The utility, which relies on coal for more than 80 percent of generation, is seeking a 16 percent advance in average electricity prices each year until 2018 to avoid a repeat of energy shortages that halted mines in 2008. Inflation was 5.7 percent in December. The National Energy Regulator of South Africa tomorrow concludes public hearings on the application and will make a decision by the end of February.
The government considers coal a strategic mineral and regulations will be passed to ensure South Africa has security of supply, Mineral Resources Minister Susan Shabangu said at a conference yesterday. The government doesn’t want companies to lose export contracts and hasn’t decided whether to impose export levies on coal, she said.
An annual 16 percent increase would raise prices to 128 cents per kilowatt hour by 2017 from 61 cents now.
“A lot of work has to go in especially to get their commitment and achieve 10 percent and then if we can do that then surely we can do better than that,” Dames said of a possible agreement with coal suppliers.
Eskom’s proposed tariff increases may hit state hospitals and clinics hardest, Public Servants Association General Manager Danny Adonis said in an e-mailed statement yesterday.
“Health departments are already experiencing problems with paying their service providers,” Adonis said.
The higher power prices may have a negative effect on the viability of many businesses, the South African Local Government Association said in an e-mailed statement today.
The 16 percent tariff increase includes 3 percentage points to support the cost of introducing independent renewable energy producers through a build program of 3,725 megawatts, Dames said.
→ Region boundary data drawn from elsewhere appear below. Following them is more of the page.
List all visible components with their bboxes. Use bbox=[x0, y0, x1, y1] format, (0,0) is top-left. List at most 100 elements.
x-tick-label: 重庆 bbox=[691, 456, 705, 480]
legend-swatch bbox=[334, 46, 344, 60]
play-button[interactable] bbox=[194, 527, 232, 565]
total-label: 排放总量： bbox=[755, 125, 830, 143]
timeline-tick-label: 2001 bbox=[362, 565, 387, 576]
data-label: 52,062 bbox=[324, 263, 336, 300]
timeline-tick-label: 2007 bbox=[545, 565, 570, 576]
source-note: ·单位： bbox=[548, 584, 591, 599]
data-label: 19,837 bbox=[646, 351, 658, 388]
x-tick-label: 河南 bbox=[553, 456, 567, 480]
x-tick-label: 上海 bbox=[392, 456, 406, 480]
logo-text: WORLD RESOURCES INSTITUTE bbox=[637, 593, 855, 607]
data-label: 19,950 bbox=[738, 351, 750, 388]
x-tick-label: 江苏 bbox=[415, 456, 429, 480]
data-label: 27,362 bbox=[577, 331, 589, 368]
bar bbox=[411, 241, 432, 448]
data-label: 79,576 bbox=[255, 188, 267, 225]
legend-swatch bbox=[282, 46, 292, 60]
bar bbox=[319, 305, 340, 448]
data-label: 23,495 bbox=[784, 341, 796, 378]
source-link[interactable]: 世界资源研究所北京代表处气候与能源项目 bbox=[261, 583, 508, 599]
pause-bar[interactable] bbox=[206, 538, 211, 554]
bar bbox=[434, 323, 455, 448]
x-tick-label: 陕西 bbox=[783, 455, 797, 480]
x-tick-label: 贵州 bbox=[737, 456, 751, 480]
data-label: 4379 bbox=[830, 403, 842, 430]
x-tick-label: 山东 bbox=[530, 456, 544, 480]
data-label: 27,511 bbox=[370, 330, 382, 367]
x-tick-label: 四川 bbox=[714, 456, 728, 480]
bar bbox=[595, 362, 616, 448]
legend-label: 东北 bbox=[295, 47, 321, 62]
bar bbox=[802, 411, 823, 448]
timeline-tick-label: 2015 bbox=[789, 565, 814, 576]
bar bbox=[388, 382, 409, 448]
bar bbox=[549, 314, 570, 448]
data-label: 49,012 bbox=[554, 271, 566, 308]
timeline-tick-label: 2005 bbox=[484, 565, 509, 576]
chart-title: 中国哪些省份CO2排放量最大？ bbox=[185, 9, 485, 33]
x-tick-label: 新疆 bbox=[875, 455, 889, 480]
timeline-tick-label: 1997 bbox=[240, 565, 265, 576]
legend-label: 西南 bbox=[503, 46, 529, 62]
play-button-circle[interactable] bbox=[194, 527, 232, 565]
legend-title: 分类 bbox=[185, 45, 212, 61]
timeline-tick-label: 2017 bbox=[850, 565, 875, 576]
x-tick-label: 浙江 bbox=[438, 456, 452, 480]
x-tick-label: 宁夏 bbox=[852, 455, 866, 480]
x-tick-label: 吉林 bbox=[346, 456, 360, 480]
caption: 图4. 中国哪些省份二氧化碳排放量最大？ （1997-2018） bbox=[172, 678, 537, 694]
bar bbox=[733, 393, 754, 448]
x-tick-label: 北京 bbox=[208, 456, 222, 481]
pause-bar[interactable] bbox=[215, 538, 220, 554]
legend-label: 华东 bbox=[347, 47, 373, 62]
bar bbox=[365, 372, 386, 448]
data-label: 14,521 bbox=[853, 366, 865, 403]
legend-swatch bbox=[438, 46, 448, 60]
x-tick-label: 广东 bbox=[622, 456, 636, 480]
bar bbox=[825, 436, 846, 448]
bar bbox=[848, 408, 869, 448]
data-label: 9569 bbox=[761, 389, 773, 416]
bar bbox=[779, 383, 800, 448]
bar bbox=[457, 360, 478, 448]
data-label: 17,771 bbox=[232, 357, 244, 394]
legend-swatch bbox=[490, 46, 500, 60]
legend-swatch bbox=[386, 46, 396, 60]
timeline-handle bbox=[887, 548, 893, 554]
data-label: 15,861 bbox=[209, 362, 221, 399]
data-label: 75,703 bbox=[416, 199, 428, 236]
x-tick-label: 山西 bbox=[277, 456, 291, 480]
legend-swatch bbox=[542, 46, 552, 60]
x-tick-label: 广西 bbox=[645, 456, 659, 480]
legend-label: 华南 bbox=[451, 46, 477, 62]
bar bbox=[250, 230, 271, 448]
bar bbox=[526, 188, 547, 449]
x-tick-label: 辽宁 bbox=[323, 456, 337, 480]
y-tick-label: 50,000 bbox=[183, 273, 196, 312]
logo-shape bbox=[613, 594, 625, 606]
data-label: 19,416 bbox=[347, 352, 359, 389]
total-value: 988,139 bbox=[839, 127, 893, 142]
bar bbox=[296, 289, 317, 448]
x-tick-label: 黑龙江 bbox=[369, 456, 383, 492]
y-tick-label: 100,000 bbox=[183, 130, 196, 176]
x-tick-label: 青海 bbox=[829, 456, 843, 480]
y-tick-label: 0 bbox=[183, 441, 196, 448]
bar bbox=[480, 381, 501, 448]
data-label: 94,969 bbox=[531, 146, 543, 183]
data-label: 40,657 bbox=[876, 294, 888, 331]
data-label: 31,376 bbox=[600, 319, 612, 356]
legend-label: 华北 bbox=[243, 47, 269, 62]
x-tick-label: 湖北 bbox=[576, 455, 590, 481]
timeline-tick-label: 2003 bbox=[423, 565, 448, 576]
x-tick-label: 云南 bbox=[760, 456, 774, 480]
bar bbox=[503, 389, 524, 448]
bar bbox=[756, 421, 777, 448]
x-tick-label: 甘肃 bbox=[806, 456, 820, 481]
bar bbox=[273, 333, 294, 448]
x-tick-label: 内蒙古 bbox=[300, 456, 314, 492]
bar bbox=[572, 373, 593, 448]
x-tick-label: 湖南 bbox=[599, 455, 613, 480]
The government prevented Eskom from expanding from 2004 to 2008 as it sought to attract investments in the power industry. The utility is now building what will be the world’s third-and fourth-biggest coal-fired power plants, which will produce about 4,800 megawatts each, to halt shortages.
Work at Medupi in Limpopo province, the smaller of the two coal-fired stations under construction, has been suspended for two weeks after Eskom sent workers home after protests, the company said Jan. 29. Construction at Medupi, the first unit of which is due to start producing electricity at the end of the year, stopped on Jan. 16.
“I’m very concerned and it’s really having a material impact,” Dames said during a break from the tariff hearing held in Midrand, north of Johannesburg.